The carriage driver offered his hand. ‘Up you get, little magician. Tough as you are, I would wager this cold will get the better of you.’
Harry tried to move, but his body seemed locked tight. The carriage driver frowned.
‘We must get him inside, Cornelius. Perhaps light a fire. We cannot reward such resolve with a shivering death upon the ice.’
‘The chimneys will not take a fire,’ said Wolcroft. ‘It’s beyond memory since they have been swept.’
‘Then we shall wrap him in blankets and chafe him dry. Come now. He has at least earned the right to another audition.’
‘He was no great wonder as a conjurer. Another audition would do little towards proving him otherwise.’
Harry jerked out a hand and grabbed the carriage driver’s ankle. Vincent, thought Harry dimly. His name is Vincent.
‘I escape …’ he chattered. ‘I’m an … I’m an escapologist.’
The carriag
e driver savoured the word. ‘Escapologist,’ he said. ‘Why, that sounds marvellous. I should say the children would enjoy that immensely.’
Wolcroft’s lip was just curling around a reply when his attention was taken by something up on the shore. Vincent twisted to follow his gaze, and Harry saw surprise and then concern cross his dark face. He stood, and Harry found himself staring helplessly at his polished boots. Wolcroft’s shoes came into view, and the men stood side by side gazing towards the house.
‘Raquel,’ called the carriage driver, his voice ringing out in the frozen stillness. ‘What is the matter?’
Wolcroft stepped from sight. ‘You cannot bring that girl out in her underthings – she will catch her death!’

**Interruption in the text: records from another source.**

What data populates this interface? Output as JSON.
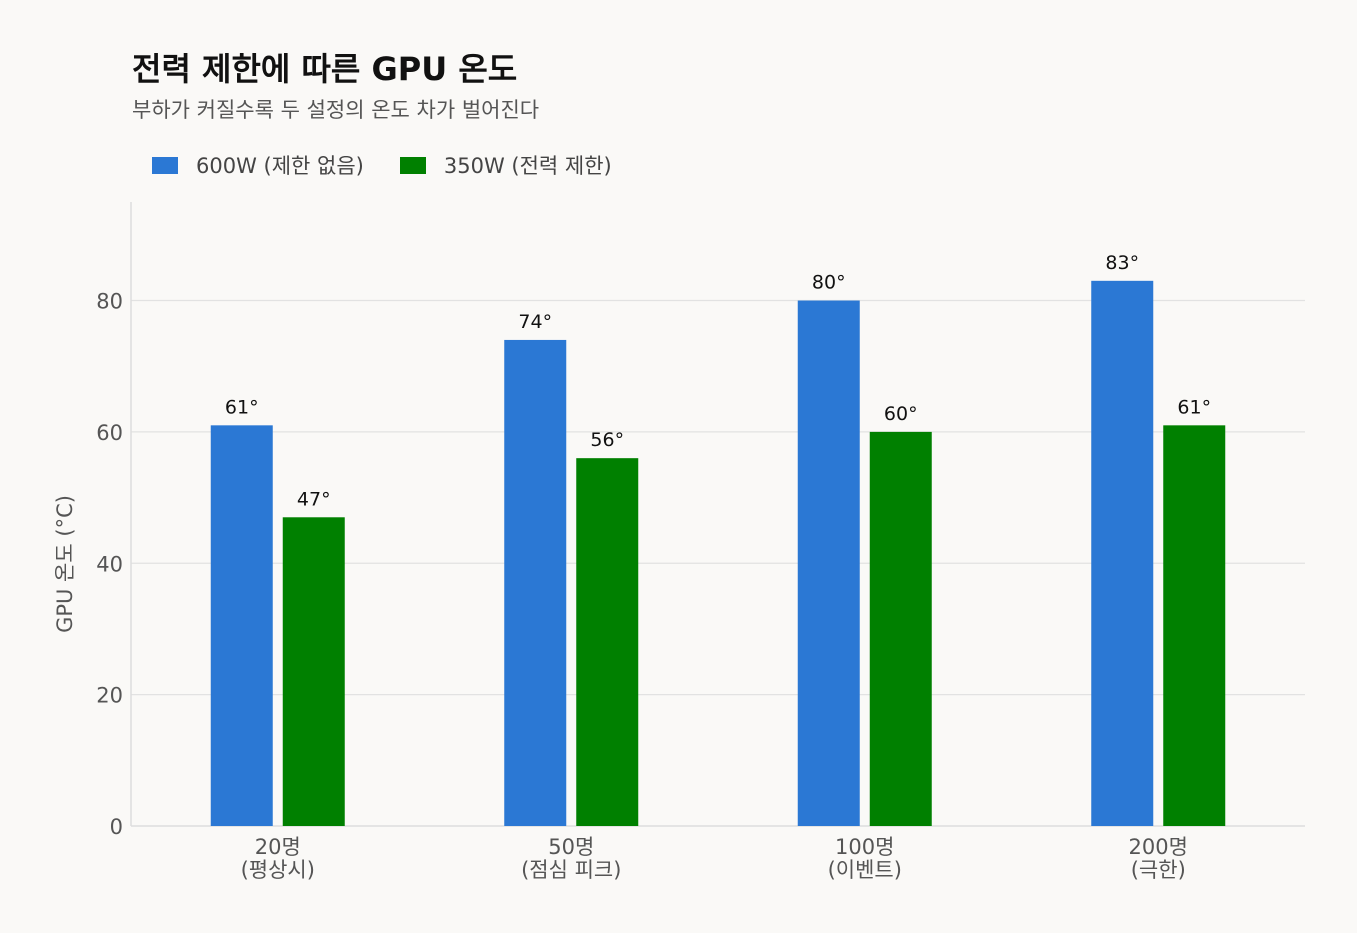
{
  "title": "전력 제한에 따른 GPU 온도",
  "subtitle": "부하가 커질수록 두 설정의 온도 차가 벌어진다",
  "colors": {
    "background": "#faf9f7",
    "series_600w": "#2b78d4",
    "series_350w": "#008000",
    "grid": "#e2e2e2",
    "axis_text": "#555555"
  },
  "chart_data": {
    "type": "bar",
    "categories": [
      [
        "20명",
        "(평상시)"
      ],
      [
        "50명",
        "(점심 피크)"
      ],
      [
        "100명",
        "(이벤트)"
      ],
      [
        "200명",
        "(극한)"
      ]
    ],
    "series": [
      {
        "name": "600W (제한 없음)",
        "color": "#2b78d4",
        "values": [
          61,
          74,
          80,
          83
        ],
        "labels": [
          "61°",
          "74°",
          "80°",
          "83°"
        ]
      },
      {
        "name": "350W (전력 제한)",
        "color": "#008000",
        "values": [
          47,
          56,
          60,
          61
        ],
        "labels": [
          "47°",
          "56°",
          "60°",
          "61°"
        ]
      }
    ],
    "ylabel": "GPU 온도 (°C)",
    "xlabel": "",
    "ylim": [
      0,
      95
    ],
    "yticks": [
      0,
      20,
      40,
      60,
      80
    ],
    "grid": true,
    "legend_position": "top-left"
  }
}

The woman’s voice called out in reply. ‘I did not bring her out. That boy drove her into the Angel’s arms. It seems to have robbed her of her mind.’
Tina, thought Harry. He tried to sit but, like his thoughts, his actions were disorganised and dim. Vincent disappeared from view. A blur of conversation drifted to Harry through the chatter of his teeth.
‘The boy did nothing to her. He was here, busy drowning himself.’
‘Well, who else could it have been?’ said the woman. ‘It matters not, in any case – it is the result, not the cause, that is of interest.’
There was a small breath of silence. Then the woman’s voice came again, much closer this time, snapping an order: ‘Leave her! She is on a mission from the Angel.’
Harry marshalled every inch of endurance he had within him and rolled to his elbows. His fingers scrabbled spastically as he tried to push himself up. Soft footsteps padded towards him. The filthy lace of a petticoat flashed past and was gone. He flung out an arm, fell flat on his face.
‘Tina,’ he croaked.
The men’s feet came into view, following behind the girl. They were accompanied by the woman, wide skirts of rustling green sweeping frost in her wake. She spoke in a fascinated whisper. ‘She is driven here by the Angel, to show us that which frightens it.’